As I browsed the aisles of portable solar generators and freeze-dried beef Stroganoff, the irony seemed inescapable. Two thousand miles away, New Yorkers were emptying grocery stores of everything from Fiji water to baby food in preparation for a storm that would leave thousands without power for weeks. Viewed in that light, the preppers kind of had a point: Shouldn’t we all buy a few cases of OvaEasy powdered eggs, just in case?
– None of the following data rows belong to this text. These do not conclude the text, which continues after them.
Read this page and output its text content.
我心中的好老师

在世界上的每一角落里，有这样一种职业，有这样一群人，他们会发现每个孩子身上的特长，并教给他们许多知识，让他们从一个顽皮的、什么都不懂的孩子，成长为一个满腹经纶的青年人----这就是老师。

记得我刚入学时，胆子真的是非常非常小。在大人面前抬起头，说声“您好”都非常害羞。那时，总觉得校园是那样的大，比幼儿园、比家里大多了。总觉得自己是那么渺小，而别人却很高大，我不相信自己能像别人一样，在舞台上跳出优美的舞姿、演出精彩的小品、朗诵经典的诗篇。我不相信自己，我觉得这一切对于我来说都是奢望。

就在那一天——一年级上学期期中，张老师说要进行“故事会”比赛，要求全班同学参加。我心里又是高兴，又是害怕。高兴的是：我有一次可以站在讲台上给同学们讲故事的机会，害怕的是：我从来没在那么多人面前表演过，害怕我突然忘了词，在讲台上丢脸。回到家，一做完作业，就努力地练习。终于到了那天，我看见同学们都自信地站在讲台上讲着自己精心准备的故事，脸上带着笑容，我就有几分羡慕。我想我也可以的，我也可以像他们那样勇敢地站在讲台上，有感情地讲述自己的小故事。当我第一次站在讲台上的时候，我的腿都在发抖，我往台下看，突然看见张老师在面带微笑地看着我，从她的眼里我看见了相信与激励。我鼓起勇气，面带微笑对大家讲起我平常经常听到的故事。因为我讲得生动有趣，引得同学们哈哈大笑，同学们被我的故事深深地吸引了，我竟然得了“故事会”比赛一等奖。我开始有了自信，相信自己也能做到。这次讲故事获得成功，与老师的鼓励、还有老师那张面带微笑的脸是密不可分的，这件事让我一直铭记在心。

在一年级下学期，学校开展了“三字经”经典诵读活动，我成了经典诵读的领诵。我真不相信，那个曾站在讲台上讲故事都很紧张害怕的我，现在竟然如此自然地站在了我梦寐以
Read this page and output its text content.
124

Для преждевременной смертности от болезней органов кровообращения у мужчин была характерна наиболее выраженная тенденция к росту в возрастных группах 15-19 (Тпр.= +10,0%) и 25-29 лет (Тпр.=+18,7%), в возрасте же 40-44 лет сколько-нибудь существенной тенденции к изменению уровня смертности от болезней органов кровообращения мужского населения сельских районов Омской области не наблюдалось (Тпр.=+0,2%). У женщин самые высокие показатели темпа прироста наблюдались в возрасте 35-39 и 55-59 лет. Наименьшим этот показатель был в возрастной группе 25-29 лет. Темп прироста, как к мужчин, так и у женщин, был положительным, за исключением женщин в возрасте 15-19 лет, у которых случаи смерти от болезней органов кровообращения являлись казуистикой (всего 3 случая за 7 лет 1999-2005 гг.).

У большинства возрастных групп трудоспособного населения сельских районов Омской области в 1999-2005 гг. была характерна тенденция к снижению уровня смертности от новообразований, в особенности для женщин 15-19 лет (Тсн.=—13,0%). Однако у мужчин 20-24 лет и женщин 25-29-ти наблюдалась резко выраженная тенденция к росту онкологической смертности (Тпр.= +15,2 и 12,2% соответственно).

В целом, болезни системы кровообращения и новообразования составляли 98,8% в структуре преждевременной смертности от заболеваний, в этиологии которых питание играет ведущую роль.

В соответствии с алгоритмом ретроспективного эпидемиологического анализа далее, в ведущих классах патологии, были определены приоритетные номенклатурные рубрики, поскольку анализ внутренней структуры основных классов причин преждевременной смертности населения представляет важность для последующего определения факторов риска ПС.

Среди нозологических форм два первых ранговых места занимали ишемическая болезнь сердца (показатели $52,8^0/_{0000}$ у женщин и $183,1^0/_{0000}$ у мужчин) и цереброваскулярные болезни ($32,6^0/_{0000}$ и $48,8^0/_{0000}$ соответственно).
Even before climate change, events like hurricanes and drought and pestilence and the plague were constants throughout history. Yet most of the cataclysms preoccupying the preppers are unlikely at best. After the election was over, I called Stevens at his home, a stone house tucked in the woods with a water pump and a cache of freeze-dry—about as close to off-the-grid and self-reliant as you can get in the San Antonio metro area. Doctor Prepper told me he’d seen copies of the draconian executive orders the president was about to unveil and it wasn’t pretty.
“They’re getting worse,” he said, his voice dropping. In the meantime, he’d been going to gun shows and making sure to get the message out. “I just came back from one last weekend and my partner’s going to one this week. I couldn’t because I knew you were going to call and I wanted to be here.”